12 Comments leave one →
  1. March 23, 2022 3:14 pm

    I’m glad you got to go to the conference! Your thesis sounds very interesting, “When we read novels like these, some of our fear of disease and death is transformed by our realization that fear can keep us from perceiving different kinds of life and valuing the importance of caretakers and artists in our own communities.” Yes!

    • March 24, 2022 10:37 am

      Glad you like my thesis! I liked it enough to share it here, where I’ve shared reviews of most of the SF novels I talked about.

  2. March 23, 2022 4:19 pm

    Those sound like awesome papers! I’m still haunted (😉) by a spoken performance of Sir Gawain at the Sheboygan Children’s Book Fest years ago. Gerald Morris was the speaker (he wrote a series called The Squire’s Tales) and I swear I got literal chills when he spoke as the Green Knight at the end.

    Haunt The Bones sounds like it’s trying to exist in some liminal space between metaphor and magical realism. If not for the grim subject matter (self-slaughtering pigs? No thanks 😝), I might be intrigued.

    • March 24, 2022 10:36 am

      Yes, like what happens to Bethany, who is good at sports and ends up heading into another universe, the book itself exists in a liminal space.

  3. March 24, 2022 6:57 am

    Awww I’m really glad you got to go to the conference! I’m still trying to figure out my plans for Wiscon this year — I’d like to go, but the logistics are confounding me a bit.

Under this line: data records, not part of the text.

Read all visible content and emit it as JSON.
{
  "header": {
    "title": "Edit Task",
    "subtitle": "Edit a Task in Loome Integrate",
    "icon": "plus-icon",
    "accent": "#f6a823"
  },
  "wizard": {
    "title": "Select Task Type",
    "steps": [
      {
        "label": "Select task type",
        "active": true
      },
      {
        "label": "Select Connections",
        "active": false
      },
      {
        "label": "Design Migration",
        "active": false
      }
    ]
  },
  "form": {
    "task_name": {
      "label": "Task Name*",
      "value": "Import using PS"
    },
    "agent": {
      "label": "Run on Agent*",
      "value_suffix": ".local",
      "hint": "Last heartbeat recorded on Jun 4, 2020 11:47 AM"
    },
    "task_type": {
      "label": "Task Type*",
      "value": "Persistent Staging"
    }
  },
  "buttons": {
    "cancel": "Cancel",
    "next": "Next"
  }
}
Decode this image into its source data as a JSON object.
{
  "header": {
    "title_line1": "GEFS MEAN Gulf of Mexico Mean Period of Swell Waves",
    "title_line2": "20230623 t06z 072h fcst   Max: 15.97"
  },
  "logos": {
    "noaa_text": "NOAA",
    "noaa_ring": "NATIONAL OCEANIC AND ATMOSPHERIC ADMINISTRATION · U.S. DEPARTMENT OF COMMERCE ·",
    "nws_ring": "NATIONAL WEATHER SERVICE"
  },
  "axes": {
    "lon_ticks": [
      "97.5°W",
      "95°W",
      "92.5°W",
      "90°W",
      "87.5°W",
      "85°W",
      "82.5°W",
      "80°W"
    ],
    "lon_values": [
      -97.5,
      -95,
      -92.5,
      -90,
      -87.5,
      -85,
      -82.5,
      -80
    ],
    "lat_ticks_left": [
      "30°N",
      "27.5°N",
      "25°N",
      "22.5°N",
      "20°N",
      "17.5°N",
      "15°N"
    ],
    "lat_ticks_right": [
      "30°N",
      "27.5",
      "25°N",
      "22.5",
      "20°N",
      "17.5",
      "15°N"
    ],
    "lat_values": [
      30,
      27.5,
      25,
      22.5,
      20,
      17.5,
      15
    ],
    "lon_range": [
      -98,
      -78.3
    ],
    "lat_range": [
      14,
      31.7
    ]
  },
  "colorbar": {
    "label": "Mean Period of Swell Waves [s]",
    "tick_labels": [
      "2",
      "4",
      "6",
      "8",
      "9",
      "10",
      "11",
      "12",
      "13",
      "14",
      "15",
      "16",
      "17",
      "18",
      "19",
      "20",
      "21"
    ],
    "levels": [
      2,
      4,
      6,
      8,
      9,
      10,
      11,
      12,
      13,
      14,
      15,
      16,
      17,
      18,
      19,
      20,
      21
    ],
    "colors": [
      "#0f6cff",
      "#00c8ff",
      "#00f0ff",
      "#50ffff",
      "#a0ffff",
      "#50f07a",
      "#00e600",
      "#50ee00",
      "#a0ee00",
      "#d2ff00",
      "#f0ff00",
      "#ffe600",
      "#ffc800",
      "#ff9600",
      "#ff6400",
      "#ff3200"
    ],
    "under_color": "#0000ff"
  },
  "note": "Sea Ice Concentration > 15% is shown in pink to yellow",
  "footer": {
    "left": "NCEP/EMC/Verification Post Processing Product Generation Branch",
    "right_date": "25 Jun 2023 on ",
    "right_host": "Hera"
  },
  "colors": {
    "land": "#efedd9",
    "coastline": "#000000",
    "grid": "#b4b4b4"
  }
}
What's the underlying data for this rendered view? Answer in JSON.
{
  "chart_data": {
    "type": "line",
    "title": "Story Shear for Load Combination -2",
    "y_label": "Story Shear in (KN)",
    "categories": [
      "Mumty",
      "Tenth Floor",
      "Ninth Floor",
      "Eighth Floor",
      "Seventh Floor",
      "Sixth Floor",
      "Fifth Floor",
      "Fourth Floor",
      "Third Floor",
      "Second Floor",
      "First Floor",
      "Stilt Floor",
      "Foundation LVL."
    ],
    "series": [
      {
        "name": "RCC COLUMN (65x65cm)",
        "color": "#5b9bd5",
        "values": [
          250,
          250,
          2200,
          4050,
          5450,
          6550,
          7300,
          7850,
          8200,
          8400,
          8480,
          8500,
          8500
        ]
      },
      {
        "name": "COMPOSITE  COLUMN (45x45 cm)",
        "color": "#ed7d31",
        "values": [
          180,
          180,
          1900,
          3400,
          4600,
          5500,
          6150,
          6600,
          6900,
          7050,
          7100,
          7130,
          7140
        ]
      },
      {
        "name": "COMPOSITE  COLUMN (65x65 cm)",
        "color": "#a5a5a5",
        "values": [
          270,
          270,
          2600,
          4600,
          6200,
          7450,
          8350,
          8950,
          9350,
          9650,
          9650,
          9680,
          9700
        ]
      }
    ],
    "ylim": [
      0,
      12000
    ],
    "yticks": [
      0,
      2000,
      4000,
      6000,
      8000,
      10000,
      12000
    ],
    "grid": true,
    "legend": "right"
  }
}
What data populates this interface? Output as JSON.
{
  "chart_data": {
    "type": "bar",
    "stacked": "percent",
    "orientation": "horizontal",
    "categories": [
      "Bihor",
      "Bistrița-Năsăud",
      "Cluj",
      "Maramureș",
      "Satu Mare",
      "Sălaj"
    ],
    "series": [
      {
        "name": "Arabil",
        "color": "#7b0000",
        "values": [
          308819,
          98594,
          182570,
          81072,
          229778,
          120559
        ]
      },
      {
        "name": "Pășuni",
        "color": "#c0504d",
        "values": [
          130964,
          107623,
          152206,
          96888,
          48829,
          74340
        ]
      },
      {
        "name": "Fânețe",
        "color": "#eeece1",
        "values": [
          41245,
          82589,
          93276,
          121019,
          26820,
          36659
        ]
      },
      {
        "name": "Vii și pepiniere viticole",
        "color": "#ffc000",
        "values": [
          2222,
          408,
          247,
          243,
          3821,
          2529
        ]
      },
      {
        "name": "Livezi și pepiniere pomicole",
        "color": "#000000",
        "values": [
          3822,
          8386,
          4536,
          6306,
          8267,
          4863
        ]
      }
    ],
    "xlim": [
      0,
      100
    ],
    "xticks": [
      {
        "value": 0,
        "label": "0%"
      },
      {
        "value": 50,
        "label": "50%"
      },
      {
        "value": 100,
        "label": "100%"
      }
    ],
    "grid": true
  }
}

I need to decide ASAP!! All this talk of the book room is alluring me, anyway, because although Wiscon does not have a book room per se, it does have a very lovely dealer’s room and a very sweet independent bookstore down the road of which I am very fond.

    • March 24, 2022 10:33 am

      I went to Wiscon in 2013 with Joan Slonczewski and enjoyed it very much–I met Jo Walton, Michael Levy, Sandra Lindow, Jonna Gjevre, and Farah Mendlesohn there, and Jo read at the local bookstore. Eleanor and I went in 2014, too, but when we started going to ICFA we discovered that we prefer hearing from people who have prepared their remarks and that many of the same people were coming to ICFA, including everyone I mentioned except Jo Walton. I’ve met a lot of writers at ICFA, including Daryl Gregory, Sarah Pinsker, and Ted Chiang. You should try it some year!

  4. March 25, 2022 10:38 am

    Glad you got to finally go to the conference! Your paper sounds really interesting. Hope it got a good response!

    • March 25, 2022 10:43 am

      It did–the room was full and there were lots of questions. I got a question I was hoping for, which is why I didn’t include Station Eleven or Oryx and Crake, The Year of the Flood, and Maddadam (part of the answer is that these authors don’t market what they’re writing as SF).

  5. March 26, 2022 1:56 pm

    Hooray for travel to warm places with family! And for reading books you’d set aside specifically for traveling.

    • March 27, 2022 9:01 am

      Yes! And for coming back and being healthy for a week now!

  6. April 6, 2022 7:02 am

    Sounds like a great conference and interesting paper. I love A Door Into Ocean and Unnamed Midwife, and all of Butler, but I haven’t read any of the other books. Something to look up when I next feel like some sci-fi.

    • April 6, 2022 7:20 am

      Yes! Joan Slonczewski is a friend of mine and I highly recommend her books to people who haven’t read them yet.